La CFPQ (chanson française pas de qualité) 6/9

Aujourd’hui, on pousse un peu plus loin l’enquête sur la chanson « pas de qualité ». Je note que le procès en légitimité artistique de tel ou tel ne semble pas aussi intense pour d’autres arts que pour la chanson, dont la légitimité comme art en toute généralité est même parfois questionnée. On a déjà vu dans ce blog que la question de la chanson art majeur ou mineur remonte en fait très loin : on trouve des textes qui posent assez clairement le débat à partir du XVIIe siècle, voir le billet qu’on a consacré à Molière (ici), et plus généralement la série Archéologie d’une question qui rassemblait des textes de Rousseau, Lamartine, Proust, Gide, etc (ici).

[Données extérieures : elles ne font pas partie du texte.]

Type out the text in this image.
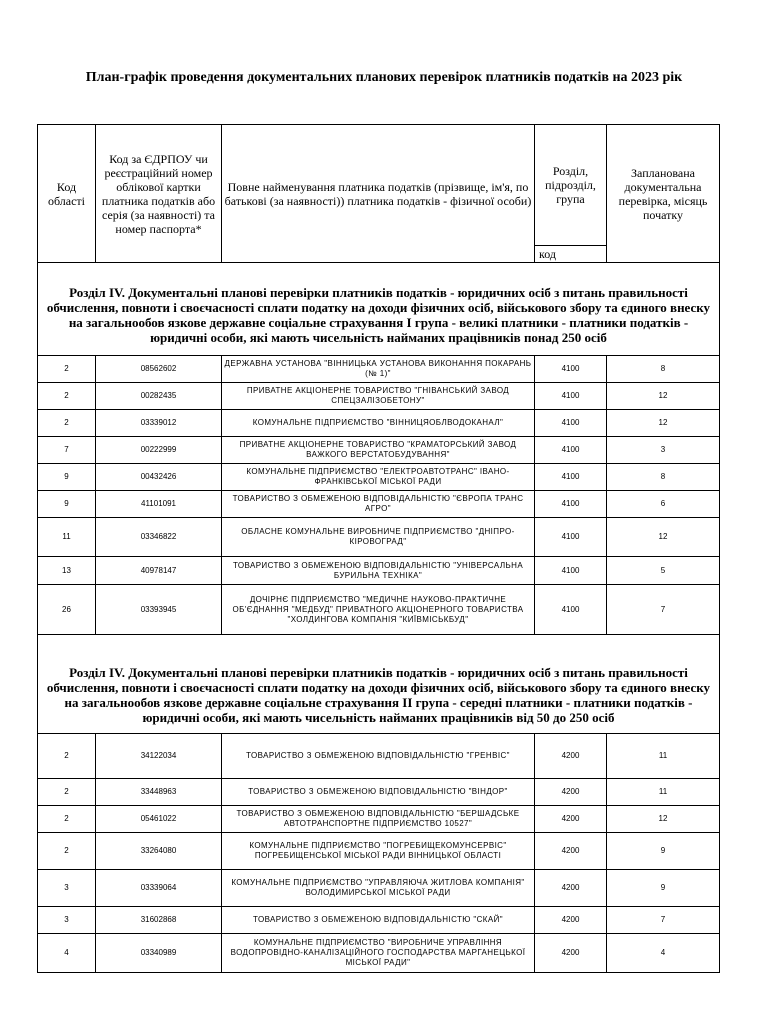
План-графік проведення документальних планових перевірок платників податків на 2023 рік
Код області	Код за ЄДРПОУ чи реєстраційний номер облікової картки платника податків або серія (за наявності) та номер паспорта*	Повне найменування платника податків (прізвище, ім'я, по батькові (за наявності)) платника податків - фізичної особи)	Розділ, підрозділ, група	Запланована документальна перевірка, місяць початку
			код	
Розділ IV. Документальні планові перевірки платників податків - юридичних осіб з питань правильності обчислення, повноти і своєчасності сплати податку на доходи фізичних осіб, військового збору та єдиного внеску на загальнообов язкове державне соціальне страхування І група - великі платники - платники податків - юридичні особи, які мають чисельність найманих працівників понад 250 осіб				
2	08562602	ДЕРЖАВНА УСТАНОВА "ВІННИЦЬКА УСТАНОВА ВИКОНАННЯ ПОКАРАНЬ (№ 1)"	4100	8
2	00282435	ПРИВАТНЕ АКЦІОНЕРНЕ ТОВАРИСТВО "ГНІВАНСЬКИЙ ЗАВОД СПЕЦЗАЛІЗОБЕТОНУ"	4100	12
2	03339012	КОМУНАЛЬНЕ ПІДПРИЄМСТВО "ВІННИЦЯОБЛВОДОКАНАЛ"	4100	12
7	00222999	ПРИВАТНЕ АКЦІОНЕРНЕ ТОВАРИСТВО "КРАМАТОРСЬКИЙ ЗАВОД ВАЖКОГО ВЕРСТАТОБУДУВАННЯ"	4100	3
9	00432426	КОМУНАЛЬНЕ ПІДПРИЄМСТВО "ЕЛЕКТРОАВТОТРАНС" ІВАНО-ФРАНКІВСЬКОЇ МІСЬКОЇ РАДИ	4100	8
9	41101091	ТОВАРИСТВО З ОБМЕЖЕНОЮ ВІДПОВІДАЛЬНІСТЮ "ЄВРОПА ТРАНС АГРО"	4100	6
11	03346822	ОБЛАСНЕ КОМУНАЛЬНЕ ВИРОБНИЧЕ ПІДПРИЄМСТВО "ДНІПРО-КІРОВОГРАД"	4100	12
13	40978147	ТОВАРИСТВО З ОБМЕЖЕНОЮ ВІДПОВІДАЛЬНІСТЮ "УНІВЕРСАЛЬНА БУРИЛЬНА ТЕХНІКА"	4100	5
26	03393945	ДОЧІРНЄ ПІДПРИЄМСТВО "МЕДИЧНЕ НАУКОВО-ПРАКТИЧНЕ ОБ'ЄДНАННЯ "МЕДБУД" ПРИВАТНОГО АКЦІОНЕРНОГО ТОВАРИСТВА "ХОЛДИНГОВА КОМПАНІЯ "КИЇВМІСЬКБУД"	4100	7
Розділ IV. Документальні планові перевірки платників податків - юридичних осіб з питань правильності обчислення, повноти і своєчасності сплати податку на доходи фізичних осіб, військового збору та єдиного внеску на загальнообов язкове державне соціальне страхування ІІ група - середні платники - платники податків - юридичні особи, які мають чисельність найманих працівників від 50 до 250 осіб				
2	34122034	ТОВАРИСТВО З ОБМЕЖЕНОЮ ВІДПОВІДАЛЬНІСТЮ "ГРЕНВІС"	4200	11
2	33448963	ТОВАРИСТВО З ОБМЕЖЕНОЮ ВІДПОВІДАЛЬНІСТЮ "ВІНДОР"	4200	11
2	05461022	ТОВАРИСТВО З ОБМЕЖЕНОЮ ВІДПОВІДАЛЬНІСТЮ "БЕРШАДСЬКЕ АВТОТРАНСПОРТНЕ ПІДПРИЄМСТВО 10527"	4200	12
2	33264080	КОМУНАЛЬНЕ ПІДПРИЄМСТВО "ПОГРЕБИЩЕКОМУНСЕРВІС" ПОГРЕБИЩЕНСЬКОЇ МІСЬКОЇ РАДИ ВІННИЦЬКОЇ ОБЛАСТІ	4200	9
3	03339064	КОМУНАЛЬНЕ ПІДПРИЄМСТВО "УПРАВЛЯЮЧА ЖИТЛОВА КОМПАНІЯ" ВОЛОДИМИРСЬКОЇ МІСЬКОЇ РАДИ	4200	9
3	31602868	ТОВАРИСТВО З ОБМЕЖЕНОЮ ВІДПОВІДАЛЬНІСТЮ "СКАЙ"	4200	7
4	03340989	КОМУНАЛЬНЕ ПІДПРИЄМСТВО "ВИРОБНИЧЕ УПРАВЛІННЯ ВОДОПРОВІДНО-КАНАЛІЗАЦІЙНОГО ГОСПОДАРСТВА МАРГАНЕЦЬКОЇ МІСЬКОЇ РАДИ"	4200	4
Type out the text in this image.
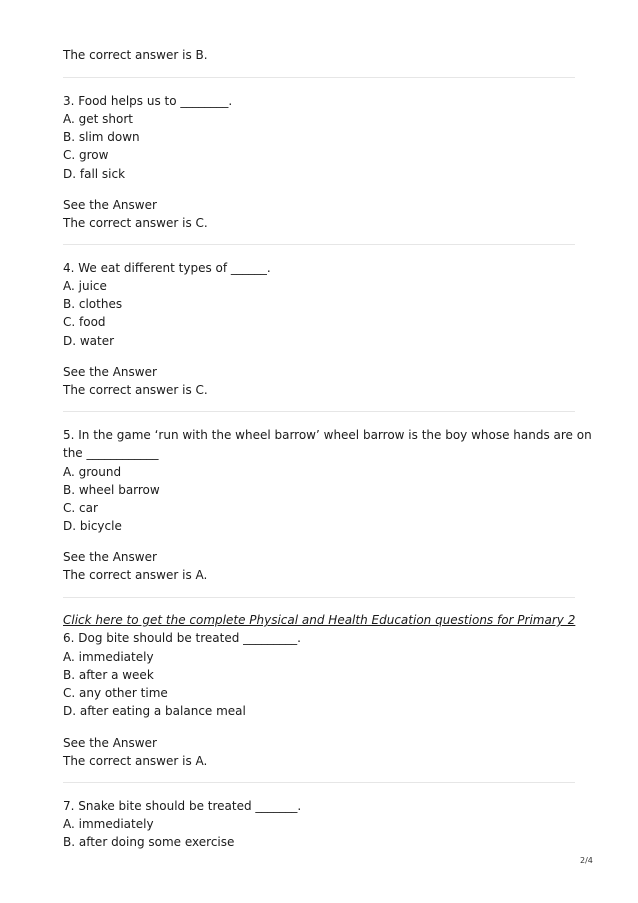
The correct answer is B.
3. Food helps us to ________.
A. get short
B. slim down
C. grow
D. fall sick
See the Answer
The correct answer is C.
4. We eat different types of ______.
A. juice
B. clothes
C. food
D. water
See the Answer
The correct answer is C.
5. In the game ‘run with the wheel barrow’ wheel barrow is the boy whose hands are on
the ____________
A. ground
B. wheel barrow
C. car
D. bicycle
See the Answer
The correct answer is A.
Click here to get the complete Physical and Health Education questions for Primary 2
6. Dog bite should be treated _________.
A. immediately
B. after a week
C. any other time
D. after eating a balance meal
See the Answer
The correct answer is A.
7. Snake bite should be treated _______.
A. immediately
B. after doing some exercise
2/4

On va explorer à partir d’aujourd’hui une dimension plus intime ou psychologique de la question. Pour commencer, la chanson qui nous remue les tripes indépendamment de sa valeur artistique formelle, la chansonnette qu’on adore tout en reconnaissant sa nullité par exemple. S’agit-il d’un simple effet de la nostalgie ? Ou faut-il y voir la signature d’un art obscène, d’une espèce de pornographie du sentiment ? Le plus ancien témoignage que j’ai pu trouver à ce propos se lit au premier chapitre des Confessions de Jean-Jacques Rousseau, à propos de sa tante :

Je suis persuadé que je lui dois le goût ou plutôt la passion pour la musique, qui ne s’est bien développée en moi que longtemps après. Elle savait une quantité prodigieuse d’airs et de chansons avec un filet de voix fort douce. La sérénité d’âme de cette excellente fille éloignait d’elle et de tout ce qui l’environnait la rêverie et la tristesse. L’attrait que son chant avait pour moi fut tel que non seulement plusieurs de ses chansons me sont toujours restées dans la mémoire, mais qu’il m’en revient même, aujourd’hui que je l’ai perdue, qui, totalement oubliées depuis mon enfance, se retracent à mesure que je vieillis, avec un charme que je ne puis exprimer. Dirait-on que moi, vieux radoteur, rongé de soucis et de peines, je me surprends quelquefois à pleurer comme un enfant en marmottant ces petits airs d’une voix déjà cassée et tremblante ? Il y en a un surtout qui m’est bien revenu tout entier quant à l’air ; mais la seconde moitié des paroles s’est constamment refusée à tous mes efforts pour me la rappeler, quoiqu’il m’en revienne confusément les rimes. Voici le commencement et ce que j’ai pu me rappeler du reste :

Tircis, je n’ose
Écouter ton chalumeau
Sous l’ormeau ;
Car on en cause
Déjà dans notre hameau

………………
……………… un berger
……………… s’engager
……………… sans danger

Et toujours l’épine est sous la rose.

Je cherche où est le charme attendrissant que mon cœur trouve à cette chanson : c’est un caprice auquel je ne comprends rien ; mais il m’est de toute impossibilité de la chanter jusqu’à la fin sans être arrêté par mes larmes. J’ai cent fois projeté d’écrire à Paris pour faire chercher le reste des paroles, si tant est que quelqu’un les connaisse encore. Mais je suis presque sûr que le plaisir que je prends à me rappeler cet air s’évanouirait en partie, si j’avais la preuve que d’autres que ma pauvre tante Suson l’ont chanté.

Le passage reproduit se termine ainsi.